WASHINGTON, DC (December 1, @014) — CUNA sent a letter to the U.S. House of Representatives today urging passage of H.R. 3240, the Regulation D Study Act, which would direct the Governmental Accountability Office (GAO) to conduct a study of the impact of the Federal Reserve’s regulation setting reserve requirements for depository institutions. This study would include the impact that the regulation has on depository institutions and well as consumers.  This legislation was included in the list of regulatory relief proposals that CUNA submitted to the House Financial Services Committee and Senate Banking Committee at the beginning of the Congress and CUNA testified in support of this legislation in July.

See the full letter below:

The Honorable John Boehner


U.S. House of Representatives

Washington, D.C. 20515


The Honorable Nancy Pelosi

Minority Leader

U.S. House of Representatives

Washington, D.C.  20515


Dear Speaker Boehner and Leader Pelosi:

On behalf of the Credit Union National Association (CUNA), I am writing in support of H.R. 3240, bipartisan legislation scheduled for consideration this week by the House of Representatives.  CUNA is the largest credit union advocacy organization in the United States, representing America’s state and federally chartered credit unions and their 100 million members.

H.R. 3240, sponsored by Representatives Robert Pittenger (R-NC) and Carolyn Maloney (D-NY), directs the Government Accountability Office (GAO) to study the impact of the Federal Reserve Board’s monetary reserve requirements, implemented through Regulation D, on depository institutions, consumers and monetary policy. The House Financial Services Committee favorably reported this bill to the House on July 20, 2014 by voice vote.

Regulation D impacts credit union members by limiting the number of automatic withdrawals from a member’s savings account to six transactions per month. The impact of this limit is to unnecessarily cause credit union members to overdraft their checking accounts when a debit draws the checking account balance below zero and the member has already had six automatic transfers during the month. When this happens, members who may have the funds in a savings account to cover the debit are hit with nonsufficient fund fees (NSF) from their financial institution and, when a check is involved, a returned check fee from the merchant. This is not a result of an overdraft protection program – this happens because of a regulatory cap on automatic transfers. It is difficult for credit union members affected by the cap to understand that this is out of the control of the credit union when the funds to cover the debit are sitting in their account at the credit union.

We believe the cap should be increased or eliminated, but we understand that one of the reasons the regulation is in place is because the Federal Reserve Board is authorized to use it as a tool to conduct monetary policy. As a first step toward a possible change in this cap, the legislation directs the GAO to study the issue.
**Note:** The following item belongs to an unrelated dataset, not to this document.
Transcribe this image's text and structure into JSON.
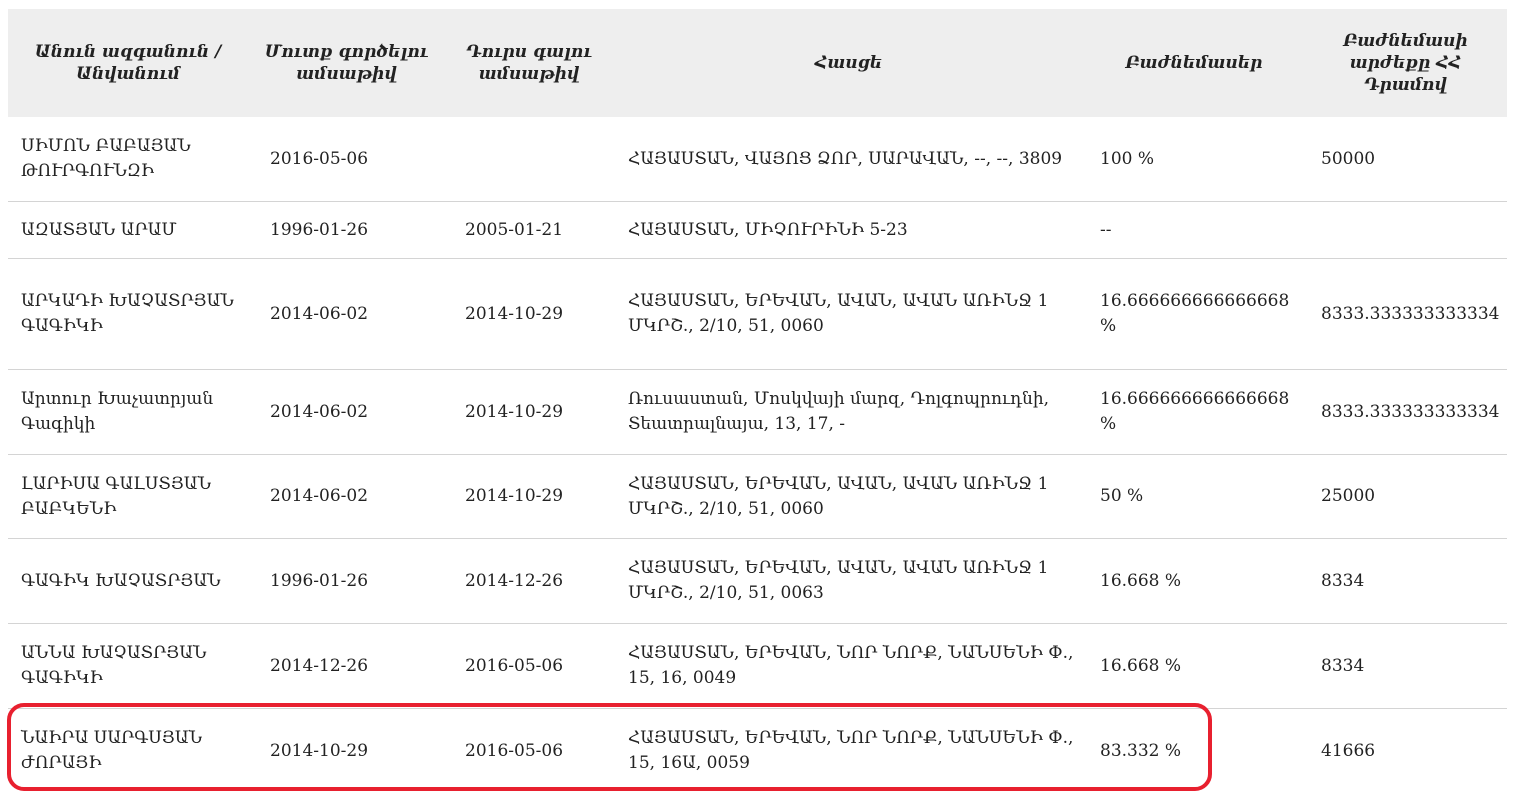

This effort will make more information available for Congress to determine whether an increase in or the elimination of this cap would substantially affect the Federal Reserve Board’s ability to conduct monetary policy.

Specifically, H.R. 3240 directs the GAO to examine and report within one year of enactment on the following topics: an historic overview of how the Federal Reserve Board has used reserve requirements to conduct monetary policy; the impact of the maintenance of reserves on depository institutions, including the operations requirements and associated costs; the impact on consumers in managing their accounts, including the costs and benefits of the reserving system; and, alternatives to required reserves the Federal Reserve Board may have to effect monetary policy. The bill also directs the GAO to consult with credit unions and community banks.

According to former Federal Reserve Board Chairman Ben Bernanke, “…reserve balances far exceed the level of reserve requirements and the level of reserve requirements thus plays only a minor role in the daily implementation of monetary policy.”1 A GAO study will allow an objective assessment of whether the rarely changed monetary reserves imposed on depository institutions and consumers are necessary in order for the Federal Reserve Board to implement monetary policy in the 21st century. CUNA strongly supports this bill.

On behalf of America’s credit unions and their 100 million members, thank you for scheduling H.R. 3240 for consideration. We look forward to working with you and members of the House of Representatives to swiftly enact this legislation.